Changes in weather systems could affect agricultural production in South Africa as La Niña replaces El Niño

South African agricultural research group Agri Biz has warned that Southern Africa could be heading for drier times over the next few years as the El Niño weather system is replaced by La Niña.

Dry land closeup Adobe

At the same time, the South African Citrus Growers’ Association (CGA) has also warned growers that they must plan for drier years ahead.

International sources have said that in recent years, the two weather phenomena had started gaining widespread attention due to their impact on global weather patterns.

El Niño is a series of unusual weather patterns caused by the warm Pacific Ocean deviating from its normal flow and accumulating at the South American west coast.

La Niña forms when water flows towards the Southeast Asian coast, resulting in an upswell of cold water near the South American coast.

Wandile Siphlobo of Agri Biz said the change could present a major challenge for South Africa’s agricultural sector in a few months, as a change from favourable rains to drier and hotter conditions takes hold.

“This would be a switch from a prolonged period of La Niña to El Niño,” he said. ”South Africa has had four seasons of La Niña which induced heavy rains from 2019/20 to 2022/23. These above-normal rains supported agriculture leading to higher yields across various field crops, fruits and vegetables.”

Some areas of the country also experienced devastating floods, with major loss of life and damage to homes and infrastructure.

The typical cycle is two seasons of higher rainfall followed by normal drier seasons.

Excluding the current trend, the only other period in the recent past with three successive years of conducive weather conditions and a large crop harvest ran through the 2007/08, 2008/09, and 2009/10 production seasons.

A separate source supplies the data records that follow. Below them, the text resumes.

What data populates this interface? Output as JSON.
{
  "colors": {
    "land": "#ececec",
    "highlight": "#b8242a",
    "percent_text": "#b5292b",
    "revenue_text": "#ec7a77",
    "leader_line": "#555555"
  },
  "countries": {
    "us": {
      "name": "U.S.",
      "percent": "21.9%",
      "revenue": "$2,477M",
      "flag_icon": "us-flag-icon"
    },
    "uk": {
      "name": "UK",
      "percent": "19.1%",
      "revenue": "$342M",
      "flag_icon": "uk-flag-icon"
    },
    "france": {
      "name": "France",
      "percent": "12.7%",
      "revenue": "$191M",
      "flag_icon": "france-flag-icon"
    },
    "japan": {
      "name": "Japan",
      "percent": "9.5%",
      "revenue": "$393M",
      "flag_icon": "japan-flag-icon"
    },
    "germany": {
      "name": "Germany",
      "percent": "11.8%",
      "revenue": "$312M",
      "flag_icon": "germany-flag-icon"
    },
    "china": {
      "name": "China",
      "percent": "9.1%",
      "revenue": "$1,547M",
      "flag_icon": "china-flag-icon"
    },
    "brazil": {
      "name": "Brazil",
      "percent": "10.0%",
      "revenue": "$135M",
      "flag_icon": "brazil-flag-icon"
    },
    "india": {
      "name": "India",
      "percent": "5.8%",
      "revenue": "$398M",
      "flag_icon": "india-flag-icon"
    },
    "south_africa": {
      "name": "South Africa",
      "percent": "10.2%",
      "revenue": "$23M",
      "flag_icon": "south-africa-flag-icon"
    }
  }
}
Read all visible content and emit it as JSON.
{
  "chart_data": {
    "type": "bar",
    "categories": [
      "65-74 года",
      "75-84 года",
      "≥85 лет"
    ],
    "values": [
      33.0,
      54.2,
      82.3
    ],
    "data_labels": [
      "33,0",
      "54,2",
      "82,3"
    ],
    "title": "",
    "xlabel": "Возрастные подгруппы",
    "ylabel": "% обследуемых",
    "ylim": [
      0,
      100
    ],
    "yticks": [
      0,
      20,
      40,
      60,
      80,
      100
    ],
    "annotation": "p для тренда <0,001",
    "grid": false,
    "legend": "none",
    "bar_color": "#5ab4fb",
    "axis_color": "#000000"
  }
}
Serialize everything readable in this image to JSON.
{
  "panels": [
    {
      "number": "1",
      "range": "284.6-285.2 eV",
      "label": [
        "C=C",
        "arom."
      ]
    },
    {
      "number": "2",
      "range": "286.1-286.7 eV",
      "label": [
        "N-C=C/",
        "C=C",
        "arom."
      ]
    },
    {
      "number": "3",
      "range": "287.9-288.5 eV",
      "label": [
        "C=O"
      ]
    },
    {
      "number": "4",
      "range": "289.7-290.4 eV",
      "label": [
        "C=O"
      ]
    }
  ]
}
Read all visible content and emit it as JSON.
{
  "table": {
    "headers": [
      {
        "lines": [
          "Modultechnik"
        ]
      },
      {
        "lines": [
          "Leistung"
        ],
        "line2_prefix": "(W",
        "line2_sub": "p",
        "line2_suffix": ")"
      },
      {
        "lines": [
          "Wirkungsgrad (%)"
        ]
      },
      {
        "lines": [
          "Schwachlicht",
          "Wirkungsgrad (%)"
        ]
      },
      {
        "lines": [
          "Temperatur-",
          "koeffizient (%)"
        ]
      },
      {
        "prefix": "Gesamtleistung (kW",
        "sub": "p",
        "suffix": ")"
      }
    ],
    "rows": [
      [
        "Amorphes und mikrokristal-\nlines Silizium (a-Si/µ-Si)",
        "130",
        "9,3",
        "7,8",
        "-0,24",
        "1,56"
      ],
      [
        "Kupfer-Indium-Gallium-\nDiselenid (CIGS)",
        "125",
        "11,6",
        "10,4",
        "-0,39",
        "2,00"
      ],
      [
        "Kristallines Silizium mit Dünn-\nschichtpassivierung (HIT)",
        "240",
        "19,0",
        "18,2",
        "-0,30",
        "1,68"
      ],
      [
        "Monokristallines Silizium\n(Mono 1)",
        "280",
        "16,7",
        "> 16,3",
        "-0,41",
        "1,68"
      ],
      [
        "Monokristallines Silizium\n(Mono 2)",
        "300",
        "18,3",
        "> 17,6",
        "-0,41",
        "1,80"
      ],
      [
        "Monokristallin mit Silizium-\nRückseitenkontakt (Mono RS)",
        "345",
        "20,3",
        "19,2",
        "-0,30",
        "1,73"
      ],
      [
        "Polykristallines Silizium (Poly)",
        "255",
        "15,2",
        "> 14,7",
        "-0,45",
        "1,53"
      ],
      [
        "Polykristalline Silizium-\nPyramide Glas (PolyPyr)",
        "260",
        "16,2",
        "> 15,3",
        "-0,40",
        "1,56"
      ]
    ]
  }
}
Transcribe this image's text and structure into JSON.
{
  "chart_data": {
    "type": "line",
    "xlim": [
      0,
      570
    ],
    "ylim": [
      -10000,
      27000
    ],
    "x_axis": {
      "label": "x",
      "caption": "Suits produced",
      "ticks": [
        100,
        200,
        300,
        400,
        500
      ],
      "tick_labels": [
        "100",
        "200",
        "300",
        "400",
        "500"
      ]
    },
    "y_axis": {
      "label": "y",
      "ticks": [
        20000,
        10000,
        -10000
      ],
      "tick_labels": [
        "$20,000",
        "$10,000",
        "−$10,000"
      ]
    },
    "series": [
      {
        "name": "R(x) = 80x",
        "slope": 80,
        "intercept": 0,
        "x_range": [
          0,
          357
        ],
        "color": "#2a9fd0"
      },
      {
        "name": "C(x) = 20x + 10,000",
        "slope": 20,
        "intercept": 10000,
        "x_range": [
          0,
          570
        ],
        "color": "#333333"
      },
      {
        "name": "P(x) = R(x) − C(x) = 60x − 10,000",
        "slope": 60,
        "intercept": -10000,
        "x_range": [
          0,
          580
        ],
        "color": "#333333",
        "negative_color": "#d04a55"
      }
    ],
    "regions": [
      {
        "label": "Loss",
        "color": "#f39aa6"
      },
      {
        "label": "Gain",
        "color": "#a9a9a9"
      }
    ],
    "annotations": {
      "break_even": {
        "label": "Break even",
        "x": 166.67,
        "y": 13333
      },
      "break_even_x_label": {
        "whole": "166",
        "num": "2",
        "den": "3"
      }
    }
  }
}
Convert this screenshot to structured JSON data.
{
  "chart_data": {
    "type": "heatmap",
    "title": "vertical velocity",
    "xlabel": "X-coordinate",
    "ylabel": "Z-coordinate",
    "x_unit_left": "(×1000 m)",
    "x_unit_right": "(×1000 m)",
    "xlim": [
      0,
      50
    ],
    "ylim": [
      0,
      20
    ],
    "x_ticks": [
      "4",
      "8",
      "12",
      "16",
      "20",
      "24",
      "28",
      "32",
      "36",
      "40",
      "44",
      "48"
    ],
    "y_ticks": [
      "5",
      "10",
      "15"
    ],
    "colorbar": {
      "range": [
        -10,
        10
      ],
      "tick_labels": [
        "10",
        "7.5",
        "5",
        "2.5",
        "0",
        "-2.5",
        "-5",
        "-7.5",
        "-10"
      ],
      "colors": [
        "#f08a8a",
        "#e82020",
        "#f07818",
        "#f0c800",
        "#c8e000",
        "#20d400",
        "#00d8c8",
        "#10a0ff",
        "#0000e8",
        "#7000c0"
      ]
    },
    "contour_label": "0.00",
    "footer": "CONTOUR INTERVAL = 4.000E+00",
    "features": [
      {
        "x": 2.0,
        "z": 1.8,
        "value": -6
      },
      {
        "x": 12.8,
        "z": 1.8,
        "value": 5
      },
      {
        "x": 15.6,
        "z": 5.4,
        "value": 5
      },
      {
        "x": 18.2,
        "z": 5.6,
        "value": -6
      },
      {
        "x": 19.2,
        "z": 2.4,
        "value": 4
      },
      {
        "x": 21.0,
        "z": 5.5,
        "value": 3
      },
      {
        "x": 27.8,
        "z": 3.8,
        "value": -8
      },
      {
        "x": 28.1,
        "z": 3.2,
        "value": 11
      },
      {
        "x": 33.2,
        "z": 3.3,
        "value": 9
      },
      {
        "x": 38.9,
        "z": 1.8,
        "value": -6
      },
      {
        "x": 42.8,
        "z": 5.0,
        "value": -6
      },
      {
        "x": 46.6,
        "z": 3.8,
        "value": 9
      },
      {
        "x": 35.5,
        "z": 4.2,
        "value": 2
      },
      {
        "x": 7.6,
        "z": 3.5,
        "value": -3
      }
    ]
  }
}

Scientists at the International Research Institute for Climate and Society at Columbia University in the US had indicated there was the potential for an occurrence of an El Niño later in the year, Siphlobo pointed out

This time this weather phenomenon would bring below-normal rainfall and hotter temperatures in Southern Africa, he said.

“If it is intense, this could resemble the bleak agricultural conditions we witnessed during the last El Niño drought in the 2015/16 season, where staple crops such as maize dropped to 8.2m tonnes, well below South Africa’s consumption levels of 11.8m tonnes,” Siphlobo warned. ”This shortfall necessitated imports of maize to supplement domestic needs. Other field crops, fruits, vegetables, and livestock also experienced severe losses.”

However, Siphlobo said he doubted that things would get that bad.

“So far, all indications indicate a weak El Nino and the soil moisture remains reasonably favourable across South Africa,” he outlined.

”We remain optimistic that the 2023/24 agricultural season in South Africa should be OK, although crop yields could drop considerably from the levels of the past few years.”

The South African fresh fruit export industry has also experienced unusual weather conditions, specifically during the past year.

The northern area’s table grape crop was severely affected and in the Western Cape rain brought an early end to the harvesting in the Hex River Valley. Hail also caused damage to apple, pear and stonefruit crops.

Drier seasons would not necessarily be bad for the deciduous fruit crops, provided that there was enough irrigation water for vineyards and orchards.